The study excluded one of the most common sites of shingles pain: the face. If the pain was in the neck, chest or back, the treatment table was tilted to a head-down position immediately after the injection. Those with abdominal or lower body pain were kept horizontal.

Anyone who has had chickenpox may develop shingles. Some of the virus, called herpes zoster, survives and can turn active again.

This causes the pain and rash of shingles. Most people recover completely. But in about one-fifth of cases, the virus damages nerves in certain parts of the skin, causing severe pain that can last for years. It may be a deep ache, a burning pain, sharp jabs, or even feel like an electric shock. In addition, skin can become so sensitive that even a slight change in temperature or the brush of hair against skin is painful.

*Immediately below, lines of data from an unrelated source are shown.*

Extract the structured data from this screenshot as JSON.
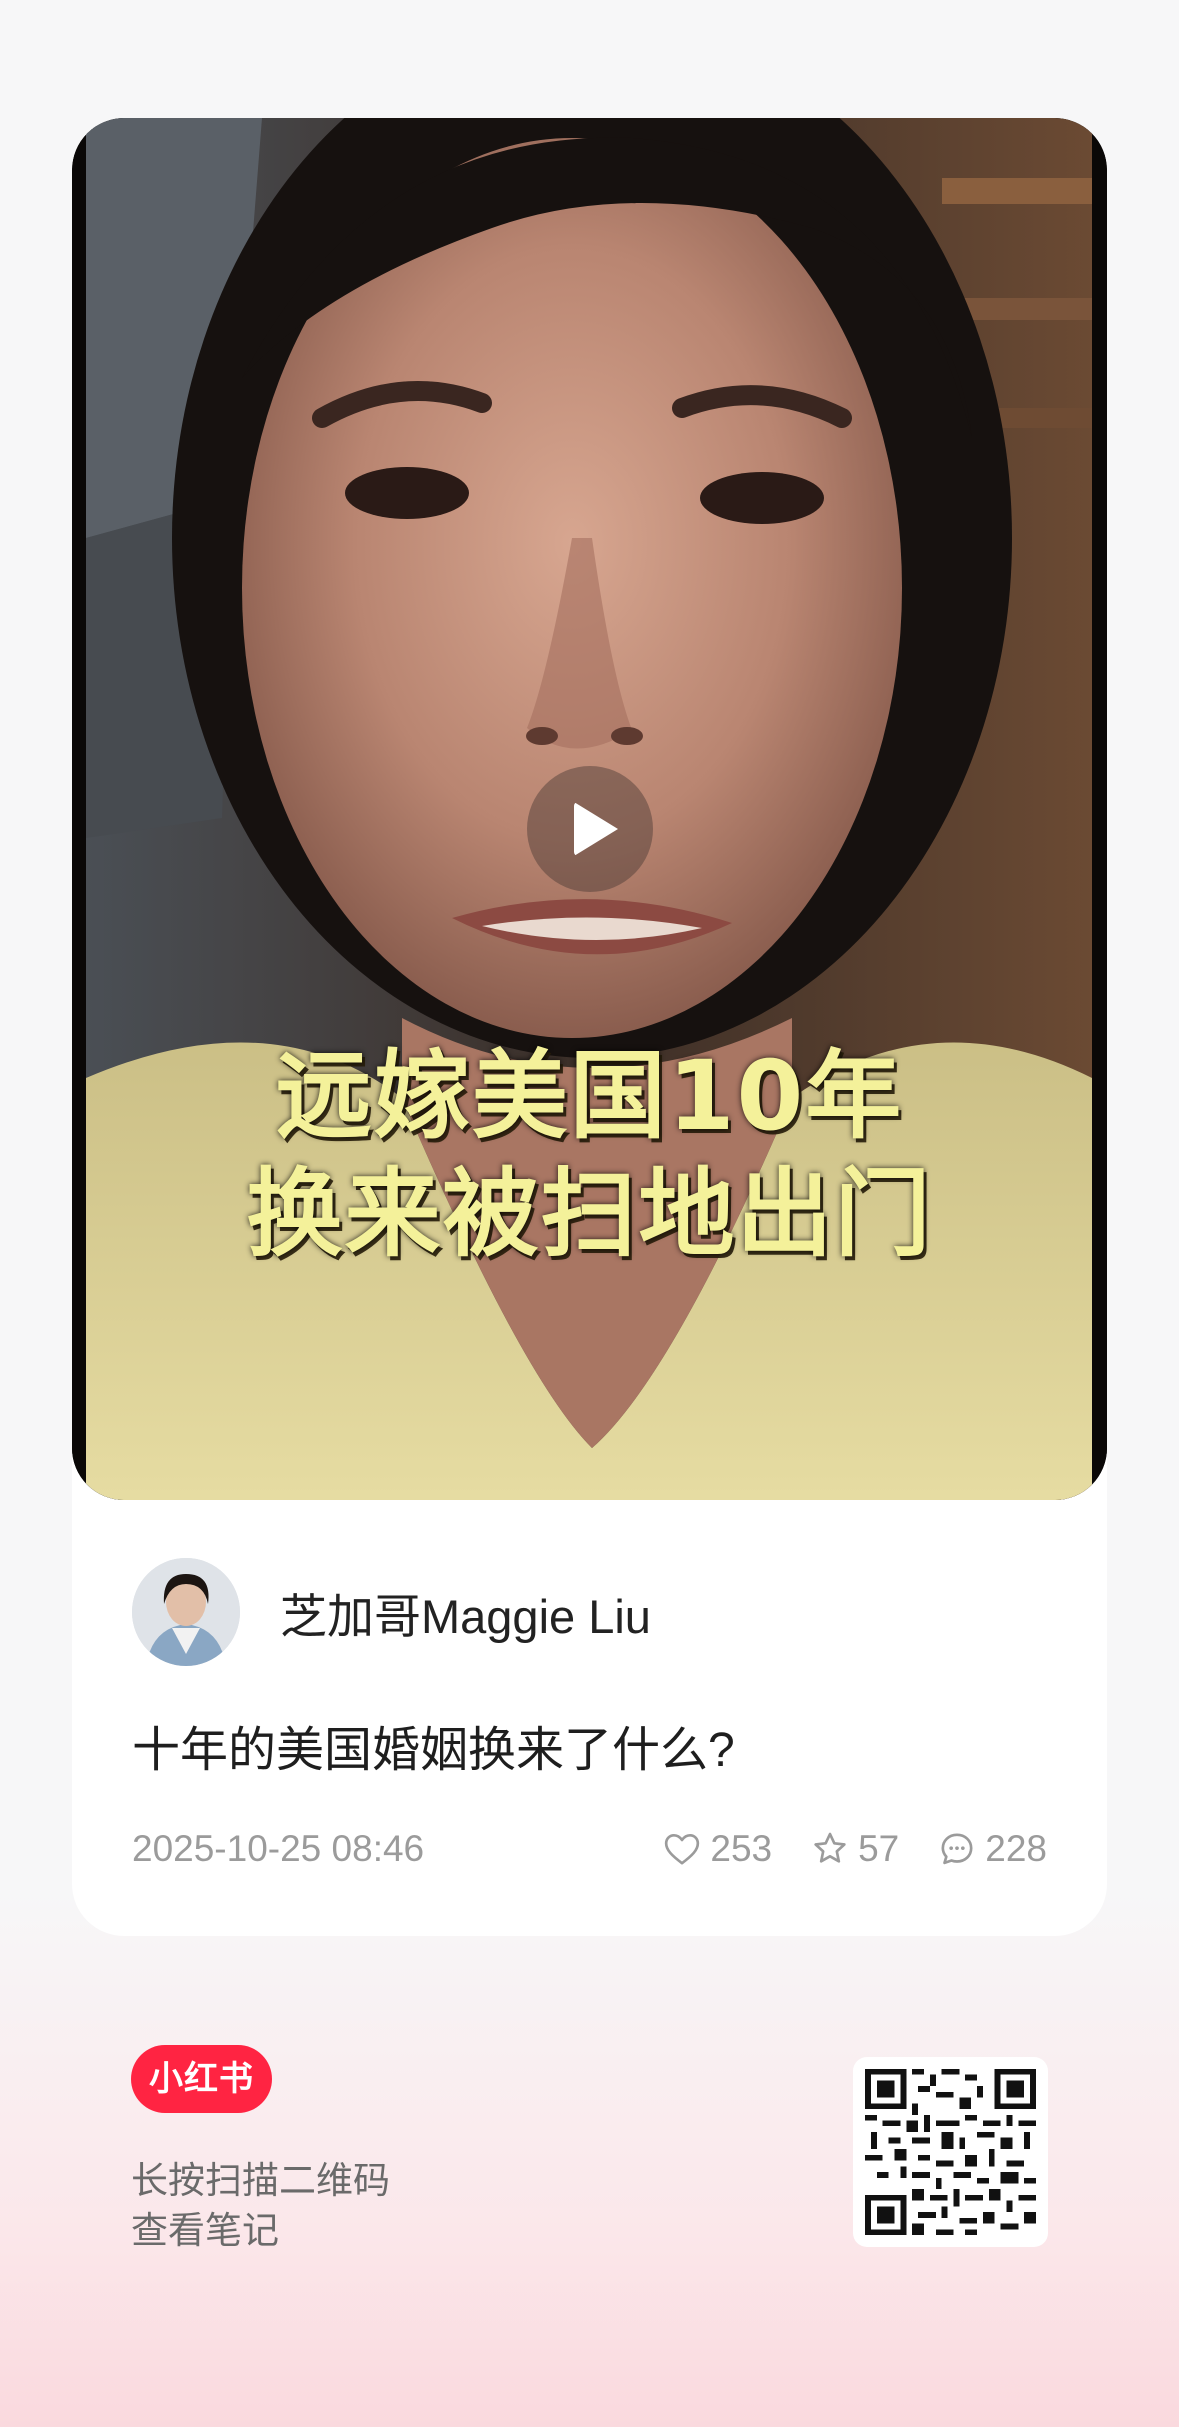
{
  "video": {
    "caption_line1": "远嫁美国10年",
    "caption_line2": "换来被扫地出门",
    "play_icon": "play-icon"
  },
  "author": {
    "name": "芝加哥Maggie Liu",
    "avatar_icon": "avatar-photo"
  },
  "note": {
    "title": "十年的美国婚姻换来了什么?",
    "date": "2025-10-25 08:46",
    "likes": "253",
    "collects": "57",
    "comments": "228"
  },
  "footer": {
    "brand": "小红书",
    "line1": "长按扫描二维码",
    "line2": "查看笔记",
    "qr_icon": "qr-code"
  },
  "colors": {
    "brand_red": "#ff2442",
    "caption_yellow": "#f4f19a",
    "meta_gray": "#9b9b9b"
  }
}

Kotani looked at people who had both severe pain and hypersensitive skin.

Four weeks after the last shot, only six of the 91 patients who got lidocaine alone and only four of 90 non-treated patients said their pain was reduced by more than half. But 82 of the 89 patients who got the steroid-anesthetic mix reported that their pain was reduced by more than half - and those results lasted the full two years. The seven who got less relief had been in pain for more than five years, Kotani reported.

``It seems that patients with really longstanding pain were not likely to benefit. That's unfortunate,'' Rowbotham said.